Whit Stillman (2011)
This is the first film I’ve seen by the writer-director Whit Stillman (it’s the first he’s made since 1998). The setting – Seven Oaks College on the American East Coast – is a world of its own: archly artificial at first, it comes to acquire its own skewed reality and validity. The damsels of the title are exceedingly feminine – especially Violet Wister (not her real name), the driving force behind a campaign to bring hope to suicidal students at Seven Oaks and improved hygiene to male ones. Her companions, who have similarly fragrant names and values, are Heather, Rose and a novitiate, Lily. The conceit is executed by Stillman with such facility that the film drags a bit sometimes but the eccentricity is well worked out and worked through – the fact that the whole thing is so mildly entertaining almost increases its charm. It’s a slight drawback that the boys on campus are not only relatively uncomplicated and prone to boorishness but also dull, compared with the girls (not that there seem to be many girls around the place – just the main quartet and a couple of others). That problem is solved by two off-campus characters – Xavier, who espouses Cathar beliefs largely to justify the way he wants to have sex with Lily, and Charlie, who claims to have paid employment in ‘strategic development’ but turns out to be someone smart and sophisticated enough to pair off with Violet.
Most of the young cast – though none of the girls is quite as young as she should be – are as likeable as they’re talented. As the super-educated, flawlessly articulate Violet, Greta Gerwig is outstanding: she has real warmth as well as beautifully controlled wit. Analeigh Tipton as Lily suggests very well someone who’s increasingly part of the magic circle but also keeps her brain functioning in a less rarefied universe. Carrie McLemore as Heather is amusing in her attempts to keep faith with the damsels’ philosophy, while enjoying a relationship with a not very bright frat boy called Thor (Billy Magnussen), who can’t distinguish between colours. Megalyn Echikunwoke (Rose) is lovely to look at but by some way the weakest link. It may not be all her fault: her character seems to have more lines that are closer to punchlines than the others (Stillman’s approach is mostly too refined to stoop to anything so vulgar as a punchline). Even so, Echikunwoke gives off an awareness that she knows the writing’s funny – and that makes her less funny than anyone else. Adam Brody (Charlie) and Hugo Becker (Xavier) are both excellent – Becker’s apparently deadly serious Cathar spiel is one of the best things in the film.

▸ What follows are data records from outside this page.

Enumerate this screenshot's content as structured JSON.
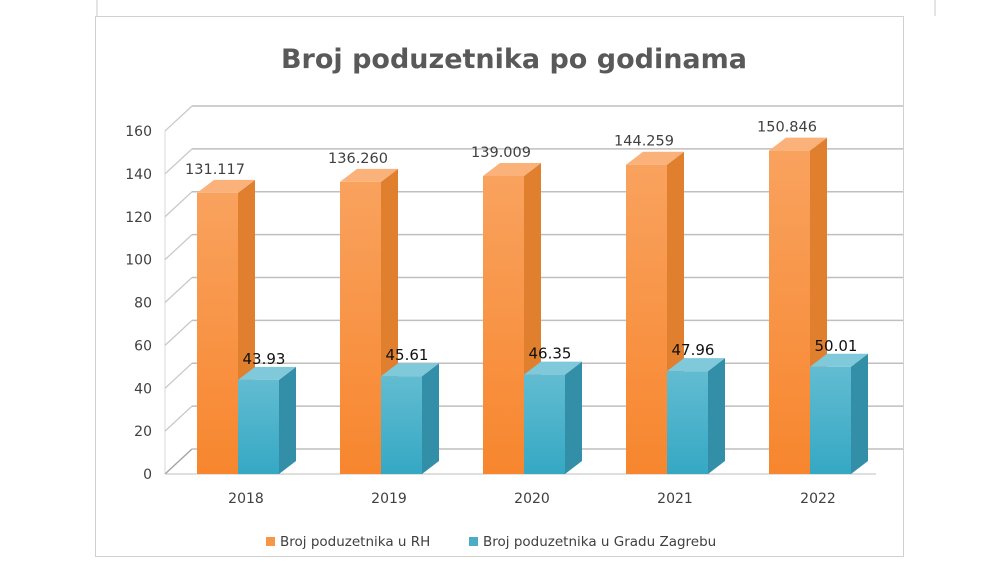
{
  "chart_data": {
    "type": "bar",
    "title": "Broj poduzetnika po godinama",
    "categories": [
      "2018",
      "2019",
      "2020",
      "2021",
      "2022"
    ],
    "series": [
      {
        "name": "Broj poduzetnika u RH",
        "values": [
          131.117,
          136.26,
          139.009,
          144.259,
          150.846
        ],
        "labels": [
          "131.117",
          "136.260",
          "139.009",
          "144.259",
          "150.846"
        ],
        "color": "#F79646"
      },
      {
        "name": "Broj poduzetnika u Gradu Zagrebu",
        "values": [
          43.93,
          45.61,
          46.35,
          47.96,
          50.01
        ],
        "labels": [
          "43.93",
          "45.61",
          "46.35",
          "47.96",
          "50.01"
        ],
        "color": "#4BACC6"
      }
    ],
    "ylim": [
      0,
      160
    ],
    "yticks": [
      "0",
      "20",
      "40",
      "60",
      "80",
      "100",
      "120",
      "140",
      "160"
    ],
    "grid": true,
    "legend_position": "bottom"
  }
}
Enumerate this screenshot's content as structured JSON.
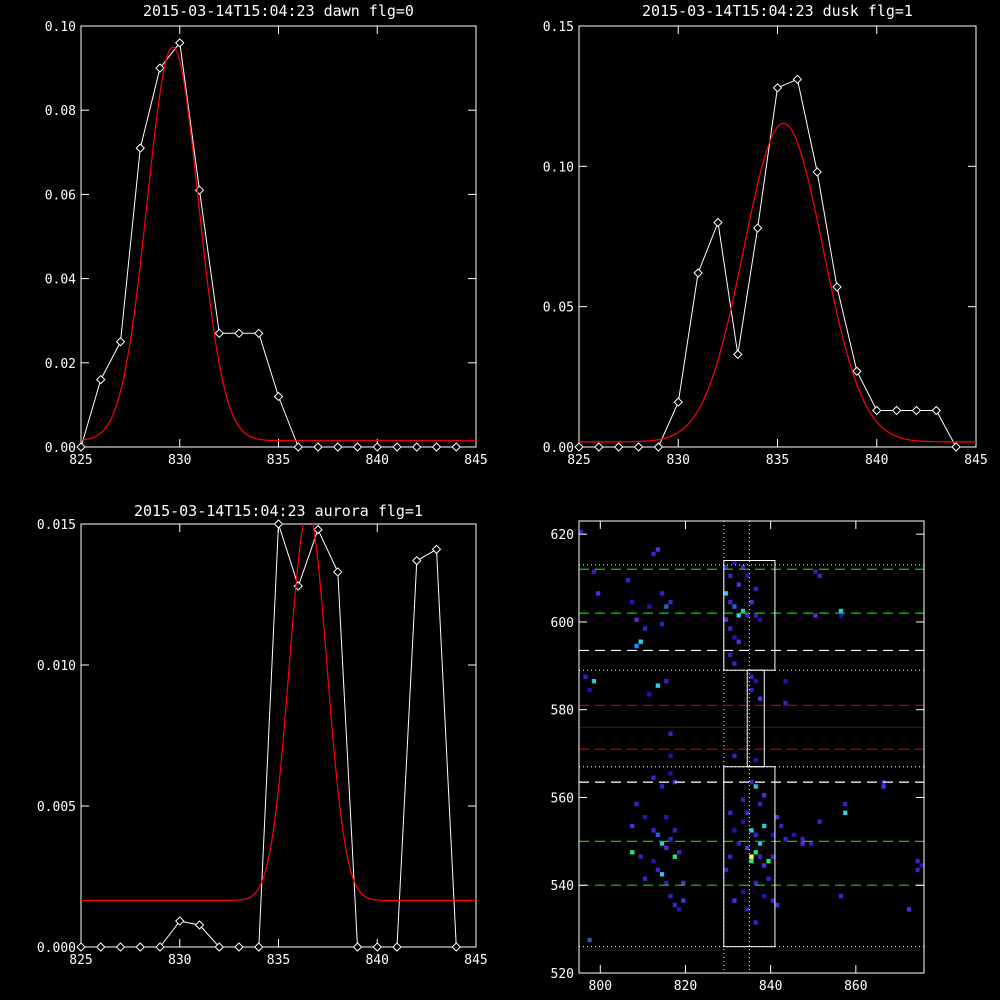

The damsels, Violet especially, suggest distant relatives of Thora Birch’s Enid in Ghost World – not least in Stillman’s implying that their clique may be designed partly to hold adulthood at bay. The costumes, the sugar almond colours of their world as lit by Doug Emmett, and the nostalgic (late 1950s) flavour of Mark Suozzo’s score are a very agreeable combination but they also contribute to this implication. Violet believes one of the two most potent antidotes to suicidal tendencies is ‘to invent a new international dance craze’. Damsels in Distress ends with the cast dancing the one she’s invented – the sambola – to a Gershwin song called ‘Things Are Looking Up’, which Fred Astaire sang in the 1937 musical A Damsel in Distress (in which he starred with Joan Fontaine). Not surprisingly, the second antidote is cosmetic. Herself feeling down after she finds her sort-of boyfriend Frank (Ryan Metcalf) has been unfaithful to her, Violet leaves the campus and books into a cheap motel for the night. The motel soap gives her renewed hope and she delivers to some of the staff there – men as well as women – a quiet paean to its restorative scent. Their reactions suggest that her passion is infectious and Seven Oaks College perhaps not so hermetically sealed after all.